Bangunan Tabuik Pariaman jadi latar foto wisatawan

Pariaman (ANTARA) - Bangunan Tabuik menjadi latar foto bagi wisatawan dan warga setempat yang menghadiri pelaksanaan puncak Pesona Tabuik Budaya Piaman 2026 di Kota Pariaman, Sumatera Barat.
Dari pantauan, dua bangunan menyerupai menara setinggi belasan meter yang dihiasi bunga dan ornamen itu baik dari kelompok Pasa maupun Subarang menjadi latar foto dari wisatawan dan warga karena momentum itu hanya terjadi dalam satu kali setahun.

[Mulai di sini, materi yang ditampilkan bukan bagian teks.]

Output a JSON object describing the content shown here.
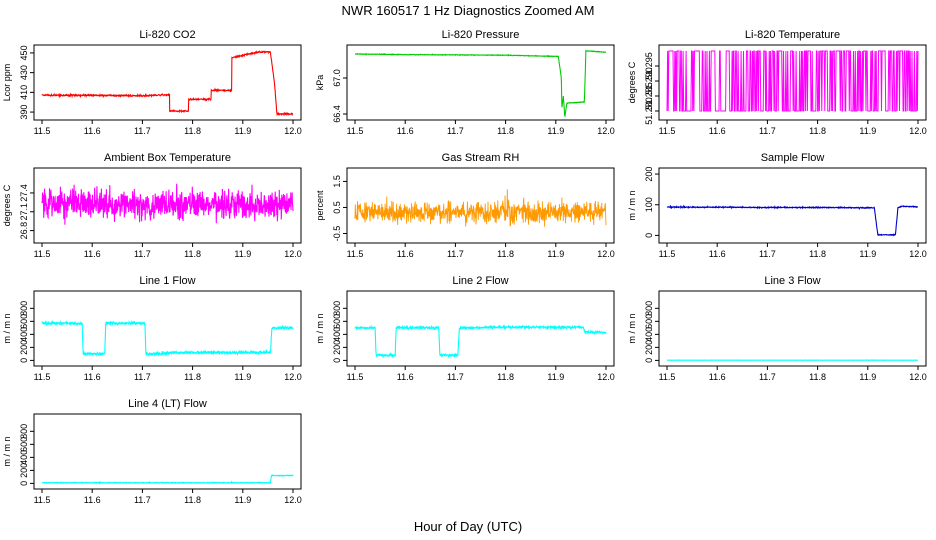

"Tabuik ini kan hanya satu kali setahun, jadi saya bersama adik dan keponakan berfoto bersama," kata salah seorang warga setempat Rodi Gustiawan Rosadi di Pariaman, Minggu.

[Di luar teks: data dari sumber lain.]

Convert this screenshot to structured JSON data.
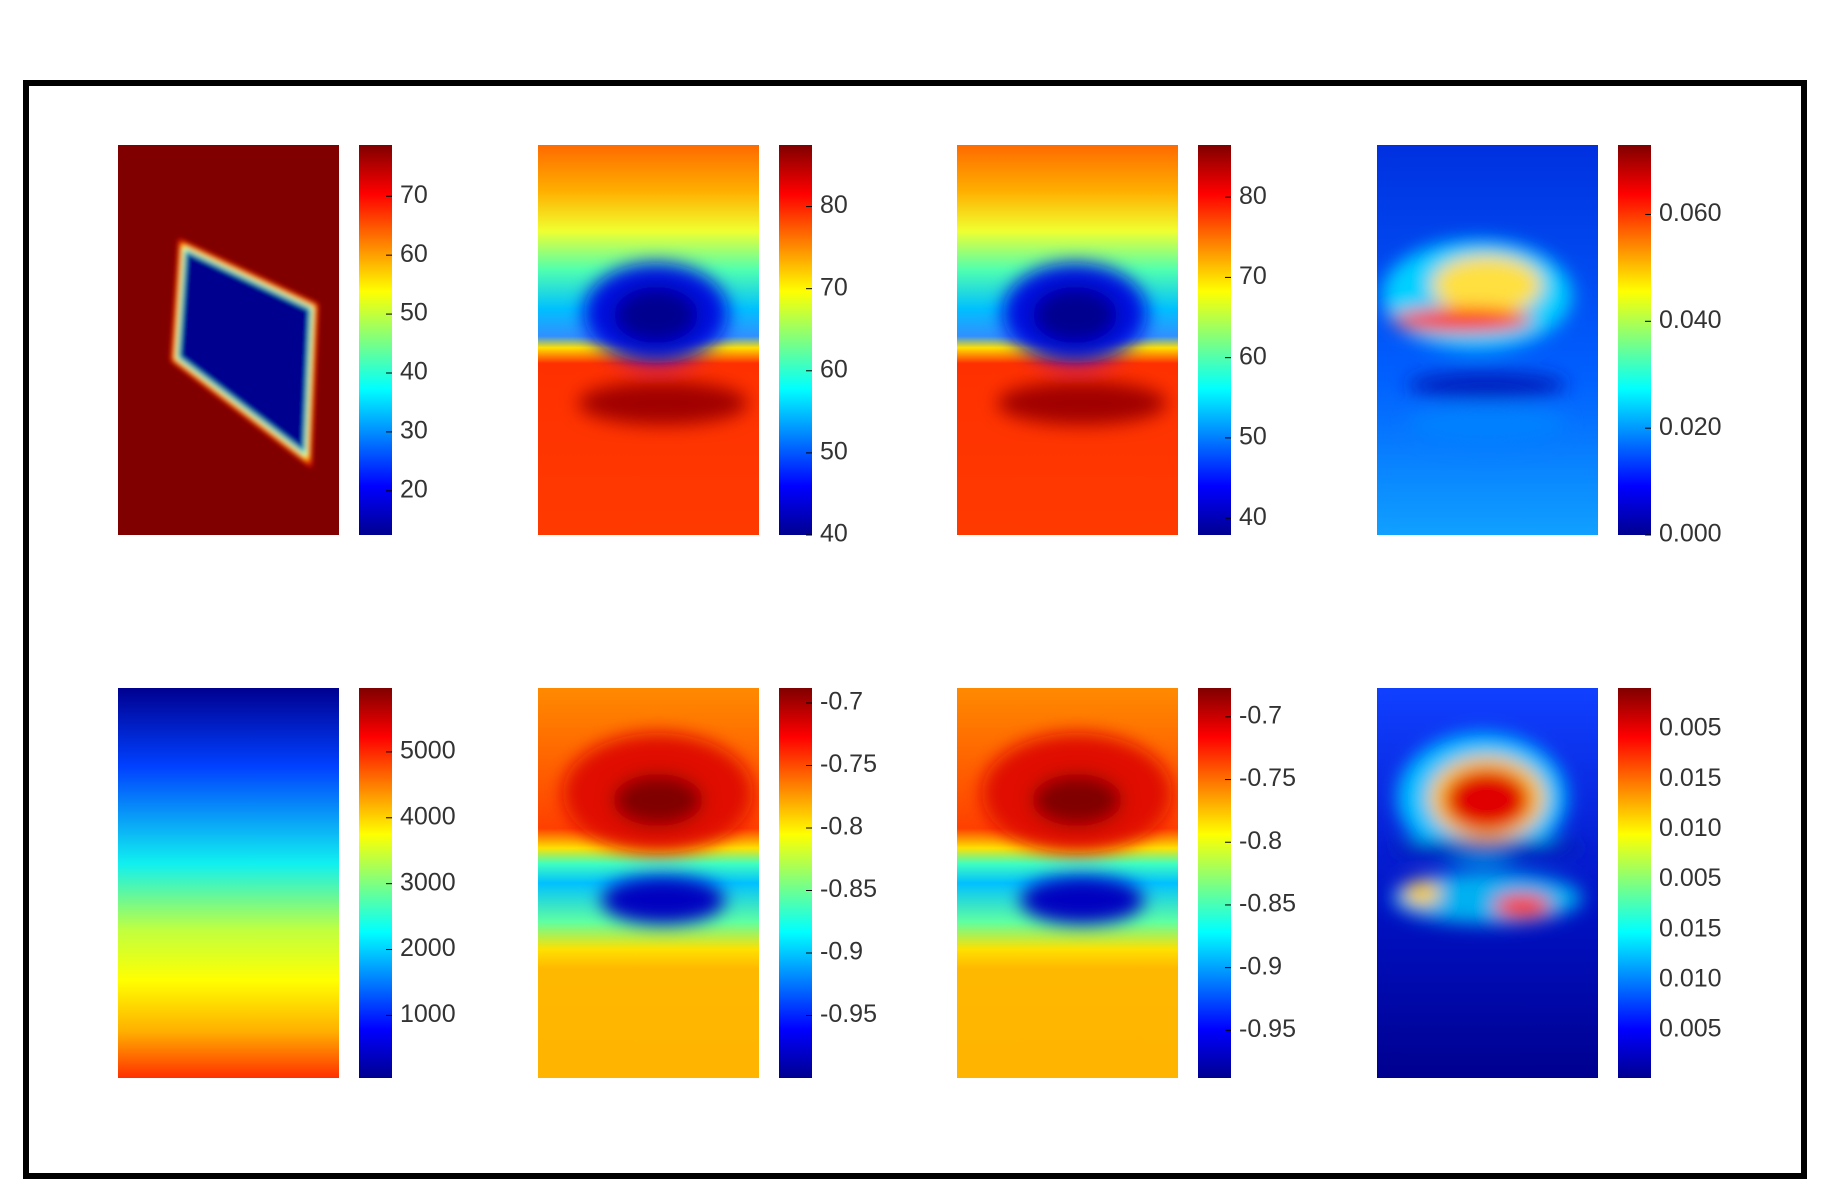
{
  "chart_data": [
    {
      "type": "heatmap",
      "clim": [
        12.5,
        78.7
      ],
      "cticks": [
        20,
        30,
        40,
        50,
        60,
        70
      ]
    },
    {
      "type": "heatmap",
      "clim": [
        40,
        87.5
      ],
      "cticks": [
        40,
        50,
        60,
        70,
        80
      ]
    },
    {
      "type": "heatmap",
      "clim": [
        37.9,
        86.5
      ],
      "cticks": [
        40,
        50,
        60,
        70,
        80
      ]
    },
    {
      "type": "heatmap",
      "clim": [
        0,
        0.073
      ],
      "cticks": [
        {
          "value": 0,
          "label": "0.000"
        },
        {
          "value": 0.02,
          "label": "0.020"
        },
        {
          "value": 0.04,
          "label": "0.040"
        },
        {
          "value": 0.06,
          "label": "0.060"
        }
      ]
    },
    {
      "type": "heatmap",
      "clim": [
        50,
        5970
      ],
      "cticks": [
        1000,
        2000,
        3000,
        4000,
        5000
      ]
    },
    {
      "type": "heatmap",
      "clim": [
        -1,
        -0.688
      ],
      "cticks": [
        -0.95,
        -0.9,
        -0.85,
        -0.8,
        -0.75,
        -0.7
      ]
    },
    {
      "type": "heatmap",
      "clim": [
        -0.988,
        -0.677
      ],
      "cticks": [
        -0.95,
        -0.9,
        -0.85,
        -0.8,
        -0.75,
        -0.7
      ]
    },
    {
      "type": "heatmap",
      "clabels": [
        "0.005",
        "0.015",
        "0.010",
        "0.005",
        "0.015",
        "0.010",
        "0.005"
      ]
    }
  ]
}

Ia mengatakan keluarganya tersebut berasal dari Lubuk Basung, Kabupaten Agam yang memanfaatkan libur akhir pekan untuk mengikuti kegiatan budaya setiap awal Muharram tersebut.
Ia menyampaikan Tabuik tersebut meskipun merupakan tradisi budaya yang dipertahankan di Pariaman namun sekarang menjadi kegiatan wisata unggulan di daerah itu.
"Jadi tidak saja Kota Pariaman saja yang ramai tapi juga Kabupaten Padang Pariaman (yang merupakan daerah tetangga," katanya.
Sementara itu, salah seorang wisatawan Imran Azis mengatakan hampir setiap tahun dirinya menyaksikan puncak Pesona Budaya Tabuik Piaman 2026 tersebut.
"Kegiatannya bagus, banyak wisatawan hadir," ujarnya.
Untuk diketahui pada pagi hari dilaksanakan prosesi 'Tabuik Naiak Pangkek' atau Tabuik Naik Pangkat yaitu prosesi pemasangan bagian atas bangunan yang didominasi terbuat dari kayu tersebut.
Pada siang hari menjelang sore, bangunan itu dibawa oleh puluhan pemuda atau disebut dengan Anak Tabuik dari lokasi Tabuik Naik Pangkat di Simpang Tabuik dan kawasan Pasar Rakyat Pariaman ke Pantai Gandoriah.
Sebelumnya, Pemerintah Kota (Pemkot) Pariaman, Sumatera Barat mengalokasikan anggaran sekitar Rp700 juta guna mendukung pelaksanaan Festival Budaya Tabuik Piaman 2026 yang dijadwalkan berlangsung pada 16 hingga 28 Juni mendatang.
"Total anggaran kita sekitar Rp700 juta. Sebesar Rp450 juta dialokasikan untuk kedua Tabuik, Tabuik Pasa Rp225 juta dan Tabuik Subarang Rp225 juta," kata Kepala Dinas Pariwisata dan Kebudayaan Kota Pariaman Ferialdi Syarief di Pariaman.
Ia mengatakan anggaran untuk masing-masing kelompok Tabuik tersebut naik sekitar Rp25 juta dari tahun sebelumnya yaitu hanya Rp200 juta. Kenaikan anggaran untuk kelompok Tabuik tersebut didasari atas pertimbangan kebutuhan teknis pembuatan Tabuik dan prosesi yang dilaksanakan.